Dann kehren sie alle zurück. Die Wände des Schulungszentrums schließen sich wieder. Elvira ist wieder sie selbst. „Whow.“
Sie hat in diesen Minuten erlebt, wie sie sich in ihre Atome auflöste. Sie hat erlebt, wie sie in die Gehirne dieser Menschen hineinfloss, die sie überhaupt nicht kennt. Sie hat erlebt, wie Chénoa Entscheidungen beeinflusst hat. Das ist ja ganz unglaublich.
Später sieht sie die beiden Ramons und Clarissa Thébo an. „Und ihr könnt das auch?“ Sie erntet nur ein bedauerndes Kopfschütteln. „Wir üben, aber im Vergleich zu Chénoa sind wir wie Babys. Wir haben noch einen langen Weg vor uns.“ „Das muss auch so sein“, meint Clarissa Thébo. Solche Kräfte dürfen nicht viele Menschen besitzen. Das ist eine Macht, mit der wir viel Schaden anrichten können. Wir müssen erst lernen, ganz in Demut aufzugehen, bevor wir erlaubt bekommen, über solche Kräfte zu verfügen.“
Da ist es wieder, dieses Wort der Demut. Elvira geht innerlich in die Knie vor diesem Wort. Demut. Das bedeutet, sich ganz bewusst klein zu machen. Es bedeutet Verzicht und Achtung. Es bedeutete Verantwortung und Pflichtbewusstsein um die Macht der Mächte.
Jetzt versteht sie endlich, was die Ratten ihr damals im Tunnel gesagt hatten. Es ist eine Kraft, die nur für das Überleben der Gattung Mensch eingesetzt werden darf. Jetzt versteht sie auch den Inhalt der Botschaften besser, obwohl sie über diese politischen, ökonomischen und ökologischen Zusammenhänge so gut wie nichts weiß.
Elvira wird noch viel mehr lernen müssen.
Als sie wieder in Berlin ist, sucht sie Tante Lara auf. Sie erzählt davon und fragt. „Was ist?
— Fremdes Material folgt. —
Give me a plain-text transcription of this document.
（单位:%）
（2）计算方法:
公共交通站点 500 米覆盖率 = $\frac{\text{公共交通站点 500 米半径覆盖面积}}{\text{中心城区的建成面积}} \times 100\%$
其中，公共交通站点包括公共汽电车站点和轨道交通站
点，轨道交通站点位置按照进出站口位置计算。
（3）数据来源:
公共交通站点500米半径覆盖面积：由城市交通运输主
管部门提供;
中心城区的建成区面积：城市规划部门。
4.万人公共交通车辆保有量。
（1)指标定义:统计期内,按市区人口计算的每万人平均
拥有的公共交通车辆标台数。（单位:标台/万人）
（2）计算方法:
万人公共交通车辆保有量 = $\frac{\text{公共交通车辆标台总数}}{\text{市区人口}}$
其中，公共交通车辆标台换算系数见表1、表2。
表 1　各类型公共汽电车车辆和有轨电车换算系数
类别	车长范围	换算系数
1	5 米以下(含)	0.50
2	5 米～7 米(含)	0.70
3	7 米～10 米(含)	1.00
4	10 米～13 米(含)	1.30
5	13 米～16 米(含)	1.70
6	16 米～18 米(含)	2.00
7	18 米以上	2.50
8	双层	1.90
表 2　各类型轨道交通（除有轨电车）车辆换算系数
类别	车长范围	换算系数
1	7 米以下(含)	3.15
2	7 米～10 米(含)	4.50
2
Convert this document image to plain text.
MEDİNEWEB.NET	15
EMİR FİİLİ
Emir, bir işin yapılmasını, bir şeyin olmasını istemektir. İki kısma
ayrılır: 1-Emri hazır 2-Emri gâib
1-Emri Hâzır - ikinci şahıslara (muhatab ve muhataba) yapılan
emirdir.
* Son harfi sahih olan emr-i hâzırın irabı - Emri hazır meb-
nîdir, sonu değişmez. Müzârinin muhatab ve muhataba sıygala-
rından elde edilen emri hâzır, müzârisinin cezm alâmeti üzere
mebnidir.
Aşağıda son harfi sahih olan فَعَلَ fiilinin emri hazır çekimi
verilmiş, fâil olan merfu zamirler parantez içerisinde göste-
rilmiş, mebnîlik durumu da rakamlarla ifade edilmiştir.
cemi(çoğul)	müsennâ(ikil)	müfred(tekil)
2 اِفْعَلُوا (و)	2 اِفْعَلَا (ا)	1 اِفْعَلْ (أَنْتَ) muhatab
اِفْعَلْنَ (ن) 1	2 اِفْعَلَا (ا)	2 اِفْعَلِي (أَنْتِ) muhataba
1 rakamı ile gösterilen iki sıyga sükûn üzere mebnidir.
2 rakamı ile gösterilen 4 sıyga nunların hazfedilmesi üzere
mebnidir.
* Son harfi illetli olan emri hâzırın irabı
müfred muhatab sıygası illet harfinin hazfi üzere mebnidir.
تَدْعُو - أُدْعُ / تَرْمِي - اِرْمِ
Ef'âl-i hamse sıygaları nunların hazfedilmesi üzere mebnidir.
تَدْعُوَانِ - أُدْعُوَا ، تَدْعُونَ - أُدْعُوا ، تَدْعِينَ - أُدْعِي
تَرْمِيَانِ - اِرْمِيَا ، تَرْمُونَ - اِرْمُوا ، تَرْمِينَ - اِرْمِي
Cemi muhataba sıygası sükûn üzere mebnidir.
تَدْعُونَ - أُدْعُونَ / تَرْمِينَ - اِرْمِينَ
Können wir nicht all die Drogenhändler mit solchen Nachrichten beschicken? Hört das dann endlich auf?“
Lara seufzt. „Dazu musst du wissen, wie das Drogengeschäft aufgebaut ist. Die Menschen, die in diesen Organisationen arbeiten, sind über die ganze Welt verteilt. Wir müssten sie erst mal kennen, um sie zu beeinflussen.“
„Ja, und bei solchen Konzerten? Wie ist das dort?“
Lara nickt. Dort sind die Konsumenten. Die können wir beeinflussen. Naja. Chénoa kann das. Meine Kraft ist noch gering. Ich kann einen kleinen Baustein dazu liefern, aber du überschätzt mich. Im Vergleich zu Chénoa bin ich wie ein Baby.“
Elvira sieht Lara an. Dasselbe hatten ihr die beiden Ramons und Clarissa Thébo gesagt. Elvira seufzt. „Wir müssen viel üben.“
„Ja“, meint Lara. „Bis dahin werden wir die Drogenringe aber weiter melken. Wir können den Strom der Drogen nicht unterbinden, aber wir können den Drogenbaronen Schaden zufügen. Schließlich hat dieses Geld seit vielen Jahren viel Gutes getan. Der alte Mann, den du gesehen hast, der tut das schon seit vierzig Jahren. Ohne diese Gelder wäre wohl auch das Musikzentrum nie gebaut worden.“
Elvira staunt schon wieder. Das sind ja Verflechtungen... Whow.